Its program memory is 4 KB of FRAM — a nonvolatile memory that writes at bus speed with no erase cycle, so firmware updates and data logging don't stall on page-erase latency the way Flash-based parts do. The 1K x 8 SRAM holds stack and small buffers; the 21 I/O pins on the 28-TSSOP package give enough headroom for a sensor cluster or a simple HMI with a few buttons and LEDs. Internal oscillator keeps the BOM count low — no external crystal needed for the core clock, though the internal oscillator is rated for the 8 MHz speed grade.
Industrial temperature grade and deployment
The 28-TSSOP package is a surface-mount footprint with 0.65 mm pitch — standard for automated assembly and rework.

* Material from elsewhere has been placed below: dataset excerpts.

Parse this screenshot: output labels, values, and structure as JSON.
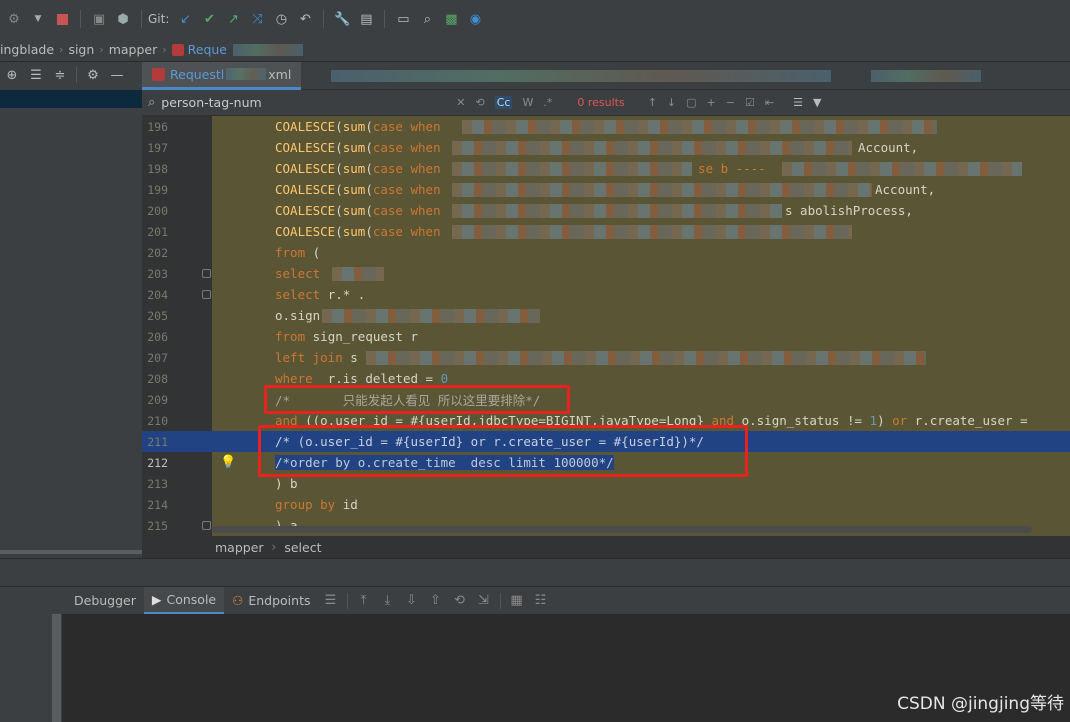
{
  "toolbar": {
    "git_label": "Git:",
    "icons": [
      "run-config-icon",
      "stop-icon",
      "coverage-icon",
      "build-icon",
      "git-update-icon",
      "git-commit-icon",
      "git-push-icon",
      "git-merge-icon",
      "history-icon",
      "rollback-icon",
      "settings-icon",
      "project-structure-icon",
      "terminal-icon",
      "search-icon",
      "monitor-icon",
      "check-icon"
    ]
  },
  "navbar": {
    "crumbs": [
      "ingblade",
      "sign",
      "mapper",
      "Reque"
    ]
  },
  "editor_tabs": [
    {
      "label": "Requestl",
      "suffix": "xml",
      "active": true
    }
  ],
  "search": {
    "query": "person-tag-num",
    "match_case": "Cc",
    "words": "W",
    "regex": ".*",
    "results": "0 results"
  },
  "code_lines": [
    {
      "n": "196",
      "text": "COALESCE(sum(case when"
    },
    {
      "n": "197",
      "text": "COALESCE(sum(case when",
      "tail": "Account,"
    },
    {
      "n": "198",
      "text": "COALESCE(sum(case when",
      "tail": "se b ----"
    },
    {
      "n": "199",
      "text": "COALESCE(sum(case when",
      "tail": "Account,"
    },
    {
      "n": "200",
      "text": "COALESCE(sum(case when",
      "tail": "s abolishProcess,"
    },
    {
      "n": "201",
      "text": "COALESCE(sum(case when"
    },
    {
      "n": "202",
      "text": "from ("
    },
    {
      "n": "203",
      "text": "select"
    },
    {
      "n": "204",
      "text": "select r.* ."
    },
    {
      "n": "205",
      "text": "o.sign"
    },
    {
      "n": "206",
      "text": "from sign_request r"
    },
    {
      "n": "207",
      "text": "left join s"
    },
    {
      "n": "208",
      "text": "where  r.is_deleted = 0"
    },
    {
      "n": "209",
      "text": "/*       只能发起人看见 所以这里要排除*/"
    },
    {
      "n": "210",
      "text": "and ((o.user_id = #{userId,jdbcType=BIGINT,javaType=Long} and o.sign_status != 1) or r.create_user ="
    },
    {
      "n": "211",
      "text": "/* (o.user_id = #{userId} or r.create_user = #{userId})*/"
    },
    {
      "n": "212",
      "text": "/*order by o.create_time  desc limit 100000*/"
    },
    {
      "n": "213",
      "text": ") b"
    },
    {
      "n": "214",
      "text": "group by id"
    },
    {
      "n": "215",
      "text": ") a"
    }
  ],
  "breadcrumb_bottom": [
    "mapper",
    "select"
  ],
  "debug_tabs": [
    "Debugger",
    "Console",
    "Endpoints"
  ],
  "watermark": "CSDN @jingjing等待"
}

Serial connectivity and analog integration
On the digital side, the MSP430FR5720IPW brings I²C, SPI, UART/USART, LIN, and IrDA — enough to talk to common sensors, displays, and industrial bus transceivers without glue logic. The 10-channel 10-bit ADC handles analog inputs like thermistor voltages or current-sense resistor drops, with the brown-out detect and POR ensuring clean startup.
Lifecycle — active, no LTB pressure
Texas Instruments lists the MSP430FR5720IPW as Active. For a production BOM, this means no urgency to qualify a second source — though the MSP430 FRAM family includes pin-compatible siblings with higher memory densities if the firmware grows.